Just as Detroit compatriots General Motors and Ford are revealing their strategies for future viability - and need for funding in the meantime - Chrysler has come out with its plan for the future, both near-term and long-term. An immediate need for $7 billion in emergency loans before the end of the year is primary among the requests, with another $6 billion coming from the pre-allocated Department of Energy loan funds through 2009.

Beyond the immediate aid and longer-term help through the DOE loans, Chrysler thinks it will need only a 'reasonable level of support and concessions' from its constituencies, i.e. suppliers, to make it through to profitability by 2012. One move that's put right out of the question by the company is bankruptcy, which it feels would effectively mean the end of its business, since reformation and liquidation of its debts would not be practical in the current economic climate.

Like GM and Ford, industry volume predictions reflect an assumption of a continued slow 2009 with a turnaround mounting in 2010, and a return to near-2007 levels by 2012, though Chrysler's forecasts are slightly lower than its competitors', peaking at 14.7 million vehicles in 2012. Based on these assumptions, Chrysler thinks it can raise its cash balance from a current near-zero balance (without the government emergency loan) to 12.5 billion by 2012, even with a $1 billion repayment of the loaned money in that year.

The key steps Chrysler will take to get there include a reduction in expenses through continued reduction in production capacity.
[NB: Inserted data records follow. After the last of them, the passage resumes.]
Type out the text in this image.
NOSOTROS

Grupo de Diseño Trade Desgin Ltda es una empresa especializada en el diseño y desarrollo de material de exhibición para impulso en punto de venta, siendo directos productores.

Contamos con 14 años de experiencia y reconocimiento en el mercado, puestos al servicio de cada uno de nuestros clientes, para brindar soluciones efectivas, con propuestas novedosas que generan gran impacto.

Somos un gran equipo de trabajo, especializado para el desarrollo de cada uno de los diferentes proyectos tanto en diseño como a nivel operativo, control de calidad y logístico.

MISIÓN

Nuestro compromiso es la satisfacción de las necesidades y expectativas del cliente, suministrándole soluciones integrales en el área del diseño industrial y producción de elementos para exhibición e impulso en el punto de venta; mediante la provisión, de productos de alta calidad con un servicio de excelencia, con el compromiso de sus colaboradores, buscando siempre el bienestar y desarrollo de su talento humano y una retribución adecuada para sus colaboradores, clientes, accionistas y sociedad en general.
Since 2007, Chrysler has cut 1.2 million units of capacity, or about 30%, and since the start of 2008 has reduced its fixed costs by $2.4 billion. Further reductions will see a total of 32,000 employees leaving the company by the end of the year, including the 5,000 salaried employees eliminated before the Thanksgiving holiday.

Pursuing alliances and partnerships is another part of Chrysler's longer-term plan, using as an example its ongoing truck and small-car-sharing relationship with Nissan, and its minivan-sharing agreement with Volkswagen.

Looking further into the future, product development predicated on electric and hybrid vehicles. The $6 billion in loans sought from the DOE are designed to cover this development plan, which includes 24 product launches through 2012, including Neighborhood Electric Vehicles (NEVs), such as those produced by Chrysler's GEM subsidiary, Range-extended EVs (ReEVs), City EVs (CEVs), and full-function Battery EVs (BEVs).

The first production Chrysler BEV to hit the streets will come in 2010 - several years earlier than previously expected, and will be expanded to additional models by 2013 according to the plan released to Congress. A test fleet of 100 vehicles will be made available to business and government agencies by the end of 2009. Chrysler has set a goal of producing over 500,000 electric-drive vehicle by 2013.

Leading the way in the short term, Chrysler sees its 300 and Dodge Charger easily clearing rising CAFE standards, reports Automotive News. The cars will not be available until 2010 as 2011 model-year cars, but they will be ready for the 4% increase in fuel efficiency required by then.

All three of the Detroit automakers go before Congress this week to plead their cases and prove they have what it takes to remain viable should the bridge loans be approved.